Specific criteria to accept the following:

• •

  CD4+ T-lymphocyte count ≥250 cells/mm3 during at least 6 months before transplantation

• •

  Children: <1 year: CD4+ T-cell count ≥750 cells/mm3 or CD4+ T-cell percentage of total lymphocytes ≥26%; 1-5 years: CD4+ T-cell count ≥500 cells/mm3 or CD4+ T-cell percentage of total lymphocytes ≥22%; ≥6 years: the same criteria as used for adults and adolescents.

Undetectable HIV viral load in plasma using ultrasensitive techniques (<50 copies/mL) during at least 6 months before transplantation

• •

  Consider patients with a detectable HIV viral load to transplant in special situations

Use of the same HAART scheme during at least 6 months before transplantation

Absence of active opportunistic infection and malignancy

Accept HIV-positive candidates: yes

Specific criteria to accept the following:

• •

  Because there are insufficient data in the pediatric population, the recommendations should be according to the adult's guidelines. However, we need to consider the absolute number of CD4+ T-cells in children based on their age (Table 1).

  Table 1.

  HIV infection stage based on age-specific CD4+ T-lymphocyte count or CD4+ T-lymphocyte percentage of total lymphocytes in children <13 years of age.
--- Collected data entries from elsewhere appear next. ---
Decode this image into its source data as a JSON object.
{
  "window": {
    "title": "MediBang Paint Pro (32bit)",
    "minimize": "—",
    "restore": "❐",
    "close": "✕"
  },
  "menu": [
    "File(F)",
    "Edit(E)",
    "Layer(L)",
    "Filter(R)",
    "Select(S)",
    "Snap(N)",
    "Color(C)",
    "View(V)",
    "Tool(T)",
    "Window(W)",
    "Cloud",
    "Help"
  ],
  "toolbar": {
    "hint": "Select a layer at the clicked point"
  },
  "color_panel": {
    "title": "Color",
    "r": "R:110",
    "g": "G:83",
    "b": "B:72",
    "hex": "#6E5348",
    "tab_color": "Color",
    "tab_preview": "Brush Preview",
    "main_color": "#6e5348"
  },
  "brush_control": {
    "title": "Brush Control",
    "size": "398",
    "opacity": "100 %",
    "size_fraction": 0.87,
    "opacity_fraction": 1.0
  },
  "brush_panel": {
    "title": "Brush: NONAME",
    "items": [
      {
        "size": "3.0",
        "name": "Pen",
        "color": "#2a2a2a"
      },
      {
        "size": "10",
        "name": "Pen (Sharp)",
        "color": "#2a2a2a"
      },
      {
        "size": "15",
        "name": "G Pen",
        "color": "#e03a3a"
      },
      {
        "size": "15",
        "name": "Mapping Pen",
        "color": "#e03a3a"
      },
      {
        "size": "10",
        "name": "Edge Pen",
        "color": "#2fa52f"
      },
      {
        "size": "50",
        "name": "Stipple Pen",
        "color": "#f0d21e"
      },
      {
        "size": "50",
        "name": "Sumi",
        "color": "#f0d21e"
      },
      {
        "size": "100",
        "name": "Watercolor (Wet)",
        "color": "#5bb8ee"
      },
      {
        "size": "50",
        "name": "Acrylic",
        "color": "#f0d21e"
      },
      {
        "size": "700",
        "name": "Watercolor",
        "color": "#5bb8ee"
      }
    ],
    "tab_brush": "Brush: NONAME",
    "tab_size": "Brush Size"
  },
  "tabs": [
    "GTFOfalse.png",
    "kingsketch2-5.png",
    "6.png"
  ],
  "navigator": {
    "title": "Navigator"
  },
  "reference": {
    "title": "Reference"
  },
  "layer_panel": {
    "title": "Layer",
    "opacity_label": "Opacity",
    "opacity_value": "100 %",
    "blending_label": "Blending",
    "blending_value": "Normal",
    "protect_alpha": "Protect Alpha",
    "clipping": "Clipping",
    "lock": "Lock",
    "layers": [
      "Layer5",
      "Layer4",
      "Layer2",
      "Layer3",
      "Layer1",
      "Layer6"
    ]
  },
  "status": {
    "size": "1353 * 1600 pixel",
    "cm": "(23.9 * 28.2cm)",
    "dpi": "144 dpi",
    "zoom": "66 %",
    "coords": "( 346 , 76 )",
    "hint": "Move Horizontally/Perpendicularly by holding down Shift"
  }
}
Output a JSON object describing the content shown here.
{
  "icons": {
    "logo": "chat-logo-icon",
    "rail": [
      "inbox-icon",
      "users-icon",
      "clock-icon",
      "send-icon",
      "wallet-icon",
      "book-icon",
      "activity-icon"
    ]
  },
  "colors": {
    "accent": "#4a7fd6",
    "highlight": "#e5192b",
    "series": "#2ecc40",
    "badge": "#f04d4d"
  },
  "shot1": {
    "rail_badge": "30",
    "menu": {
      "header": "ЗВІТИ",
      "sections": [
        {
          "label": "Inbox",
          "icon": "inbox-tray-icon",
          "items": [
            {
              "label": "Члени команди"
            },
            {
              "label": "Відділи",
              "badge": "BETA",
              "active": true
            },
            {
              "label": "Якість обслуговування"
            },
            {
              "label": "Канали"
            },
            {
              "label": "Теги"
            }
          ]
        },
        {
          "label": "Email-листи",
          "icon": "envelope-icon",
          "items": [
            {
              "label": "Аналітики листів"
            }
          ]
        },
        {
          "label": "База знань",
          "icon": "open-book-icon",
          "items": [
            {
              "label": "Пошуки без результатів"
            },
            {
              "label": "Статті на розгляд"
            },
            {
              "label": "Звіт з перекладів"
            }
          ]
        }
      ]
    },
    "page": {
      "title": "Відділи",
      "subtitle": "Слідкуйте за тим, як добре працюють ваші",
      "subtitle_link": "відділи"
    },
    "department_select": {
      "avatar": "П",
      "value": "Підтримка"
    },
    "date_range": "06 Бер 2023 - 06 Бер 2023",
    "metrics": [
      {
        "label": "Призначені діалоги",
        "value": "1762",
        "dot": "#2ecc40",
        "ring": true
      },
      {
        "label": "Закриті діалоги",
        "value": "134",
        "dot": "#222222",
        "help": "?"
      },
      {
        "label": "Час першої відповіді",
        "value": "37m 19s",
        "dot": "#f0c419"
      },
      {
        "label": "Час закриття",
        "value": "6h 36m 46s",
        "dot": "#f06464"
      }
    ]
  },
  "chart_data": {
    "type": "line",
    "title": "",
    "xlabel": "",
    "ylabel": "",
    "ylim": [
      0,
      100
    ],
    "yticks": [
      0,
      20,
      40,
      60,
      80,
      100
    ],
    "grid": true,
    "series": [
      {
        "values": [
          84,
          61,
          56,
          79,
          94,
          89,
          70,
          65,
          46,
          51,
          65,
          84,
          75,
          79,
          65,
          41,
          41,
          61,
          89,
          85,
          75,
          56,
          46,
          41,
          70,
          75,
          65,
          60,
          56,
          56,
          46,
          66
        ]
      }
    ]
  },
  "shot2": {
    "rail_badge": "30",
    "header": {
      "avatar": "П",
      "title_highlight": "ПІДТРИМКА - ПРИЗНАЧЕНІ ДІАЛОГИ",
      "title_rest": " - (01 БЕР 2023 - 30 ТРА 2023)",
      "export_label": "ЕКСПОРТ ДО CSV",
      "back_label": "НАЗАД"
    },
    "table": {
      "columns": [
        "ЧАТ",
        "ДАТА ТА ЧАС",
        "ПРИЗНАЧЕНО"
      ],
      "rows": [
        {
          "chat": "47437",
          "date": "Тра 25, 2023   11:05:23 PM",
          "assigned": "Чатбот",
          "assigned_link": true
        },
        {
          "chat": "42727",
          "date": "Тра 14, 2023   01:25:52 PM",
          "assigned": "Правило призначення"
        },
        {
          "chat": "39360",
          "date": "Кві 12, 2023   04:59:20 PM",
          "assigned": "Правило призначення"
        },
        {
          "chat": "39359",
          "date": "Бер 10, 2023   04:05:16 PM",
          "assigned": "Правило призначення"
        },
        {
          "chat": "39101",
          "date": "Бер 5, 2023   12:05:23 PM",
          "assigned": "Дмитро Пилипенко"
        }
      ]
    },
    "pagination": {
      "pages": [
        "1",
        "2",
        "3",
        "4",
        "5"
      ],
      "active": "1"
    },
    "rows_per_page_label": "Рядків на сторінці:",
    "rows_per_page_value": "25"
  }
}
  	Age on date of CD4+ T-lymphocyte test
  	<1 year		1-5 years		≥6 years
  Stage	Cells/mm3	%	Cells/mm3	%	Cells/mm3	%
  1	>1,500	>34	≥1,000	≥30	≥500	>26
  2	750-1,499	26-33	500-999	22-29	200-499	14-25
  3	<750	<26	<500	<22	<200	<14

  Adapted from: Centers for Disease Control and Prevention (CDC). Revised surveillance cases definition for HIV infection - United States, 2014. MMWR 2014;63(No. RR-3):1-10 (74)

Solid organ transplantation in HIV-positive patients has become an acceptable and safe procedure, with graft and patient survival rates equivalent to those of HIV-negative patients. The current acceptability criteria for transplantation developed for the Hospital das Clínicas of the University of Sao Paulo were based on the available reported data at the moment. These recommendations will be reviewed and may change based on new data that reinforce or refute the current evidence.

Transplantation for organs from HIV-infected donors to HIV-infected recipients is not allowed in Brazil, and this topic was not included in this manuscript. More data regarding the effectiveness and safety of this approach must be demonstrated to guide us in how we proceed with this issue.